Mais que proteção, máscaras contra coronavírus viram acessórios de moda em MS

Costureiras estão comercializando máscaras personalizadas

Desde que o Ministério da Saúde orientou a população a fazer uso das máscaras de tecido, devido ao sumiço das descartáveis nas prateleiras, o item entrou na mira das costureiras profissionais e amadoras. Com a invasão das máscaras nas ruas, ela deixou de ser apenas usada como uma forma de proteção contra o coronavírus e acabou se tornando um acessório de moda. Versões clássicas de tecidos sóbrios começaram a dividir espaço com as mais diversas estampas e a população iniciou uma verdadeira corrida atrás de inovação.

As máscaras personalizadas começaram a ser usadas também como uma forma de transmitir ideologias além, claro, de combinar com o look. A empresa de Gabriela Bastos foi salva pela venda do produto e, hoje em dia, ela comercializa o acessório com estampas de empresas, infantis e até LGBT. A ideia nasceu da necessidade dos próprios clientes. “Começamos fazendo preta, branca e marfim e as pessoas começaram a pedir máscaras infantis, já que as tradicionais ficaram grandes nas crianças. Os pequenos não queriam usar porque achavam sem graça.”

Com a procura por estampas, Gabriela decidiu inovar e procurou ajuda em uma gráfica parceira. O teste na máquina de impressão deu certo e ela incluiu máscaras com desenhos no catálogo. Em pouco tempo, as vendas dispararam. ” As empresas também começaram a encomendar máscaras com a logomarca para os funcionários.” O negócio ia de vento em popa quando surgiu mais uma ideia durante uma conversa despretensiosa entre amigos. Um dos colegas de Gabriela sugeriu que ela fizesse o acessório com as cores da bandeira LGBT, já que as máscaras estavam sendo usadas também como uma forma de expressão.

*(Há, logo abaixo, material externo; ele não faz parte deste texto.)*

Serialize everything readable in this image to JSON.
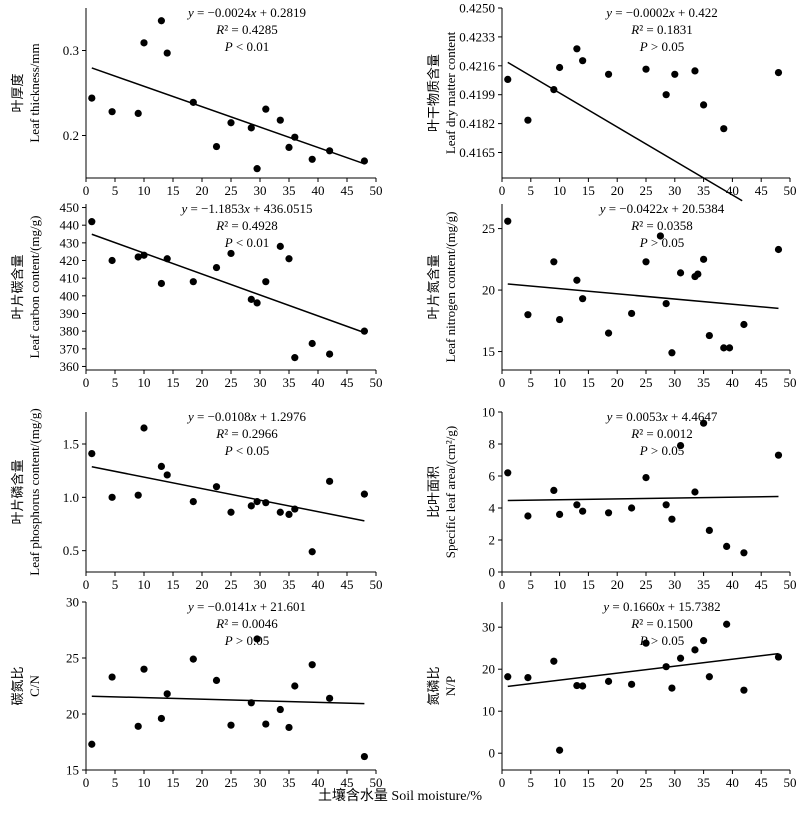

” Adorei a ideia e mandamos rodar o teste. Inicialmente foram fabricados 10 itens, todos doados para espalhar a ideia e o pessoal começar a usar. A venda de máscaras foi salvação para empresas do segmento de vestuário”, completou.

Quem também faz sucesso entre os clientes é a professora de costura Elaine Salete. Por conta da pandemia, a suspensão das aulas presenciais no ateliê forçaram a profissional a buscar novas alternativas de renda. Elaine conta que as alunas pediram pra ela gravar uma aula ensinando a fazer máscara e, com o sucesso do vídeo, as encomendas começaram a chegar. “No começo os pedidos eram de tecidos tradicionais lisos, discretos. Comecei a oferecer estampas diferentes, mais coloridas e foi ótimo”, explica.

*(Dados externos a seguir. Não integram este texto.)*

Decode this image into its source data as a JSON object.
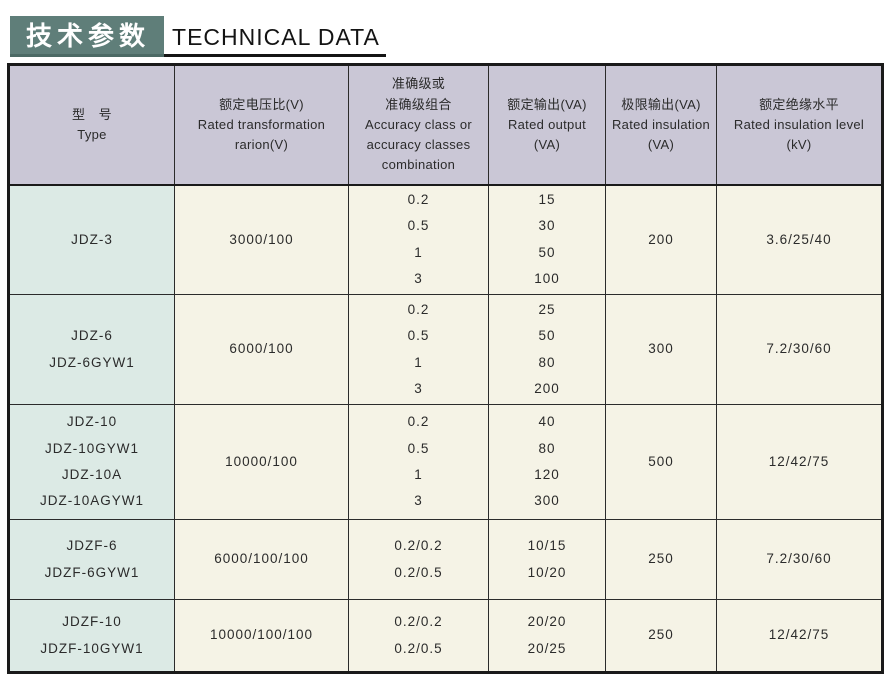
{
  "title": {
    "cn": "技术参数",
    "en": "TECHNICAL DATA"
  },
  "colors": {
    "title_bg": "#5f7e79",
    "header_bg": "#cac7d6",
    "type_col_bg": "#dceae5",
    "cell_bg": "#f5f3e6",
    "border": "#1a1a1a"
  },
  "table": {
    "headers": [
      "型　号\nType",
      "额定电压比(V)\nRated transformation\nrarion(V)",
      "准确级或\n准确级组合\nAccuracy class or\naccuracy classes\ncombination",
      "额定输出(VA)\nRated output\n(VA)",
      "极限输出(VA)\nRated insulation\n(VA)",
      "额定绝缘水平\nRated insulation level\n(kV)"
    ],
    "rows": [
      {
        "types": [
          "JDZ-3"
        ],
        "ratio": "3000/100",
        "accuracy": [
          "0.2",
          "0.5",
          "1",
          "3"
        ],
        "output": [
          "15",
          "30",
          "50",
          "100"
        ],
        "limit": "200",
        "insulation": "3.6/25/40"
      },
      {
        "types": [
          "JDZ-6",
          "JDZ-6GYW1"
        ],
        "ratio": "6000/100",
        "accuracy": [
          "0.2",
          "0.5",
          "1",
          "3"
        ],
        "output": [
          "25",
          "50",
          "80",
          "200"
        ],
        "limit": "300",
        "insulation": "7.2/30/60"
      },
      {
        "types": [
          "JDZ-10",
          "JDZ-10GYW1",
          "JDZ-10A",
          "JDZ-10AGYW1"
        ],
        "ratio": "10000/100",
        "accuracy": [
          "0.2",
          "0.5",
          "1",
          "3"
        ],
        "output": [
          "40",
          "80",
          "120",
          "300"
        ],
        "limit": "500",
        "insulation": "12/42/75"
      },
      {
        "types": [
          "JDZF-6",
          "JDZF-6GYW1"
        ],
        "ratio": "6000/100/100",
        "accuracy": [
          "0.2/0.2",
          "0.2/0.5"
        ],
        "output": [
          "10/15",
          "10/20"
        ],
        "limit": "250",
        "insulation": "7.2/30/60"
      },
      {
        "types": [
          "JDZF-10",
          "JDZF-10GYW1"
        ],
        "ratio": "10000/100/100",
        "accuracy": [
          "0.2/0.2",
          "0.2/0.5"
        ],
        "output": [
          "20/20",
          "20/25"
        ],
        "limit": "250",
        "insulation": "12/42/75"
      }
    ]
  }
}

A diversificação nos estilos foi o jeito que Elaine encontrou de se destacar e atender diferentes nichos. Temas religiosos e times de futebol entraram no catálogo de vendas da costureira e acabaram chamando a atenção do público masculino. “Surgiu também a pedidos as máscaras tal mãe e tal filha e tal pai e tal filho”, comemora.

Criança adora

A estudante de odontologia Talita Metkzer costura por lazer. Os filhos pequenos Enrico e Valentina aproveitaram os dotes manuais da mãe e pediram máscaras personalizadas. Sem deixar a vaidade de lado, Valentina ganhou uma de cada cor e combina com os acessórios de cabelo. Já Enrico pediu com estampa camuflada, já que adora aventura.

“Eu não faço para vender. Tenho máquina em casa e costuro por lazer. Meus filhos pediram e eu comprei os tecidos que eles escolheram e fiz. A menina gosta muito de se arrumar e adora combinar a máscara com o look. O Enrico é aventureiro e adora diversão, ele me pediu um modelo camuflado.”

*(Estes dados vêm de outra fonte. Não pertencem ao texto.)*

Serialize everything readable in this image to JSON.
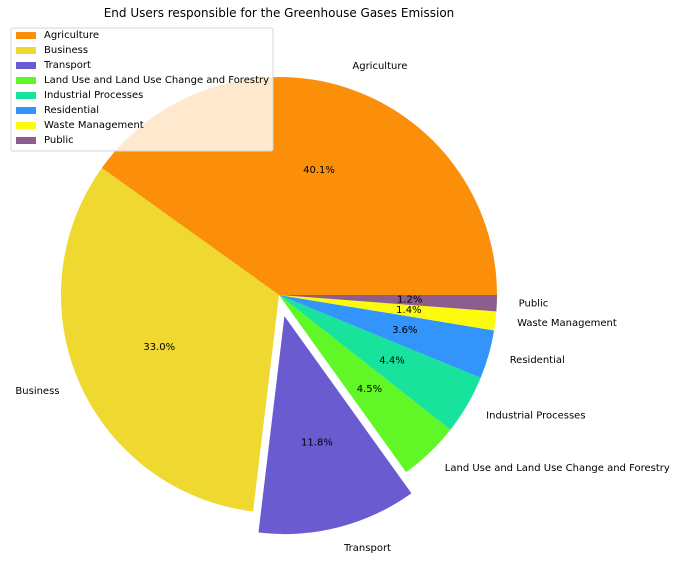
{
  "chart_data": {
    "type": "pie",
    "title": "End Users responsible for the Greenhouse Gases Emission",
    "categories": [
      "Agriculture",
      "Business",
      "Transport",
      "Land Use and Land Use Change and Forestry",
      "Industrial Processes",
      "Residential",
      "Waste Management",
      "Public"
    ],
    "values": [
      40.1,
      33.0,
      11.8,
      4.5,
      4.4,
      3.6,
      1.4,
      1.2
    ],
    "percent_labels": [
      "40.1%",
      "33.0%",
      "11.8%",
      "4.5%",
      "4.4%",
      "3.6%",
      "1.4%",
      "1.2%"
    ],
    "colors": [
      "#fb8f0a",
      "#efd82f",
      "#6b5bd0",
      "#61f726",
      "#17e39d",
      "#3394fb",
      "#fcfb0e",
      "#8d5d8d"
    ],
    "exploded": [
      "Transport"
    ],
    "start_angle_deg": 0,
    "direction": "counterclockwise",
    "legend_position": "upper-left",
    "legend": [
      "Agriculture",
      "Business",
      "Transport",
      "Land Use and Land Use Change and Forestry",
      "Industrial Processes",
      "Residential",
      "Waste Management",
      "Public"
    ]
  }
}
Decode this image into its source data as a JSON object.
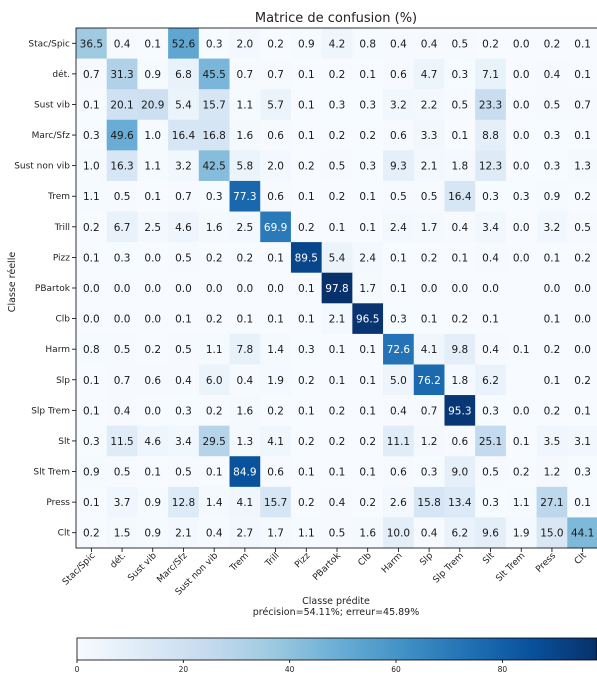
{
  "chart_data": {
    "type": "heatmap",
    "title": "Matrice de confusion (%)",
    "xlabel": "Classe prédite",
    "xlabel_sub": "précision=54.11%; erreur=45.89%",
    "ylabel": "Classe réelle",
    "classes": [
      "Stac/Spic",
      "dét.",
      "Sust vib",
      "Marc/Sfz",
      "Sust non vib",
      "Trem",
      "Trill",
      "Pizz",
      "PBartok",
      "Clb",
      "Harm",
      "Slp",
      "Slp Trem",
      "Slt",
      "Slt Trem",
      "Press",
      "Clt"
    ],
    "values": [
      [
        36.5,
        0.4,
        0.1,
        52.6,
        0.3,
        2.0,
        0.2,
        0.9,
        4.2,
        0.8,
        0.4,
        0.4,
        0.5,
        0.2,
        0.0,
        0.2,
        0.1
      ],
      [
        0.7,
        31.3,
        0.9,
        6.8,
        45.5,
        0.7,
        0.7,
        0.1,
        0.2,
        0.1,
        0.6,
        4.7,
        0.3,
        7.1,
        0.0,
        0.4,
        0.1
      ],
      [
        0.1,
        20.1,
        20.9,
        5.4,
        15.7,
        1.1,
        5.7,
        0.1,
        0.3,
        0.3,
        3.2,
        2.2,
        0.5,
        23.3,
        0.0,
        0.5,
        0.7
      ],
      [
        0.3,
        49.6,
        1.0,
        16.4,
        16.8,
        1.6,
        0.6,
        0.1,
        0.2,
        0.2,
        0.6,
        3.3,
        0.1,
        8.8,
        0.0,
        0.3,
        0.1
      ],
      [
        1.0,
        16.3,
        1.1,
        3.2,
        42.5,
        5.8,
        2.0,
        0.2,
        0.5,
        0.3,
        9.3,
        2.1,
        1.8,
        12.3,
        0.0,
        0.3,
        1.3
      ],
      [
        1.1,
        0.5,
        0.1,
        0.7,
        0.3,
        77.3,
        0.6,
        0.1,
        0.2,
        0.1,
        0.5,
        0.5,
        16.4,
        0.3,
        0.3,
        0.9,
        0.2
      ],
      [
        0.2,
        6.7,
        2.5,
        4.6,
        1.6,
        2.5,
        69.9,
        0.2,
        0.1,
        0.1,
        2.4,
        1.7,
        0.4,
        3.4,
        0.0,
        3.2,
        0.5
      ],
      [
        0.1,
        0.3,
        0.0,
        0.5,
        0.2,
        0.2,
        0.1,
        89.5,
        5.4,
        2.4,
        0.1,
        0.2,
        0.1,
        0.4,
        0.0,
        0.1,
        0.2
      ],
      [
        0.0,
        0.0,
        0.0,
        0.0,
        0.0,
        0.0,
        0.0,
        0.1,
        97.8,
        1.7,
        0.1,
        0.0,
        0.0,
        0.0,
        null,
        0.0,
        0.0
      ],
      [
        0.0,
        0.0,
        0.0,
        0.1,
        0.2,
        0.1,
        0.1,
        0.1,
        2.1,
        96.5,
        0.3,
        0.1,
        0.2,
        0.1,
        null,
        0.1,
        0.0
      ],
      [
        0.8,
        0.5,
        0.2,
        0.5,
        1.1,
        7.8,
        1.4,
        0.3,
        0.1,
        0.1,
        72.6,
        4.1,
        9.8,
        0.4,
        0.1,
        0.2,
        0.0
      ],
      [
        0.1,
        0.7,
        0.6,
        0.4,
        6.0,
        0.4,
        1.9,
        0.2,
        0.1,
        0.1,
        5.0,
        76.2,
        1.8,
        6.2,
        null,
        0.1,
        0.2
      ],
      [
        0.1,
        0.4,
        0.0,
        0.3,
        0.2,
        1.6,
        0.2,
        0.1,
        0.2,
        0.1,
        0.4,
        0.7,
        95.3,
        0.3,
        0.0,
        0.2,
        0.1
      ],
      [
        0.3,
        11.5,
        4.6,
        3.4,
        29.5,
        1.3,
        4.1,
        0.2,
        0.2,
        0.2,
        11.1,
        1.2,
        0.6,
        25.1,
        0.1,
        3.5,
        3.1
      ],
      [
        0.9,
        0.5,
        0.1,
        0.5,
        0.1,
        84.9,
        0.6,
        0.1,
        0.1,
        0.1,
        0.6,
        0.3,
        9.0,
        0.5,
        0.2,
        1.2,
        0.3
      ],
      [
        0.1,
        3.7,
        0.9,
        12.8,
        1.4,
        4.1,
        15.7,
        0.2,
        0.4,
        0.2,
        2.6,
        15.8,
        13.4,
        0.3,
        1.1,
        27.1,
        0.1
      ],
      [
        0.2,
        1.5,
        0.9,
        2.1,
        0.4,
        2.7,
        1.7,
        1.1,
        0.5,
        1.6,
        10.0,
        0.4,
        6.2,
        9.6,
        1.9,
        15.0,
        44.1
      ]
    ],
    "colorbar": {
      "range": [
        0,
        97.8
      ],
      "ticks": [
        0,
        20,
        40,
        60,
        80
      ],
      "colors": [
        "#f7fbff",
        "#deebf7",
        "#c6dbef",
        "#9ecae1",
        "#6baed6",
        "#4292c6",
        "#2171b5",
        "#08519c",
        "#08306b"
      ]
    },
    "grid": false,
    "legend": "none"
  }
}
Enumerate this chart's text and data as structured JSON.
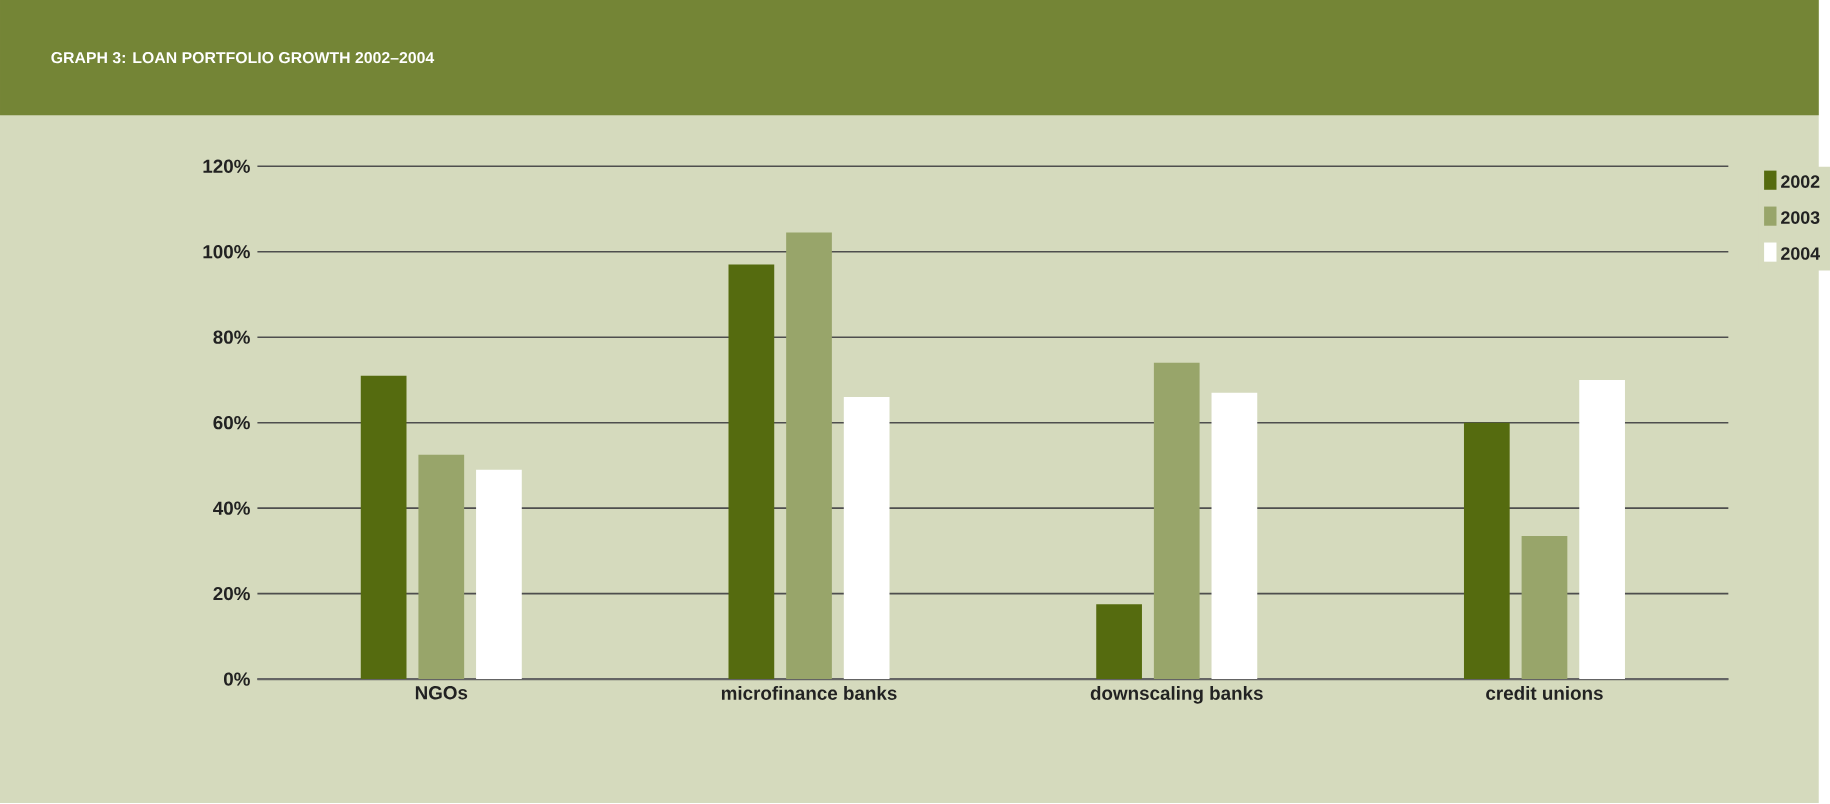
{
  "chart_data": {
    "type": "bar",
    "title": "GRAPH 3: LOAN PORTFOLIO GROWTH 2002–2004",
    "categories": [
      "NGOs",
      "microfinance banks",
      "downscaling banks",
      "credit unions"
    ],
    "series": [
      {
        "name": "2002",
        "color": "#556b0f",
        "values": [
          71,
          97,
          17.5,
          60
        ]
      },
      {
        "name": "2003",
        "color": "#98a56a",
        "values": [
          52.5,
          104.5,
          74,
          33.5
        ]
      },
      {
        "name": "2004",
        "color": "#ffffff",
        "values": [
          49,
          66,
          67,
          70
        ]
      }
    ],
    "ylim": [
      0,
      120
    ],
    "yticks": [
      {
        "value": 0,
        "label": "0%"
      },
      {
        "value": 20,
        "label": "20%"
      },
      {
        "value": 40,
        "label": "40%"
      },
      {
        "value": 60,
        "label": "60%"
      },
      {
        "value": 80,
        "label": "80%"
      },
      {
        "value": 100,
        "label": "100%"
      },
      {
        "value": 120,
        "label": "120%"
      }
    ],
    "grid": "y",
    "legend": "right"
  }
}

Carla Takagi, de 24 anos, também usa o acessório para expressar a personalidade. Ao todo, a analista administrativo tem 5 máscaras, de estampas lisas a coloridas e até com bolinhas. “Assim como você usa roupas para se expressar/expressar sua personalidade, a máscara também é um acessório para compor o look do dia-a-dia.”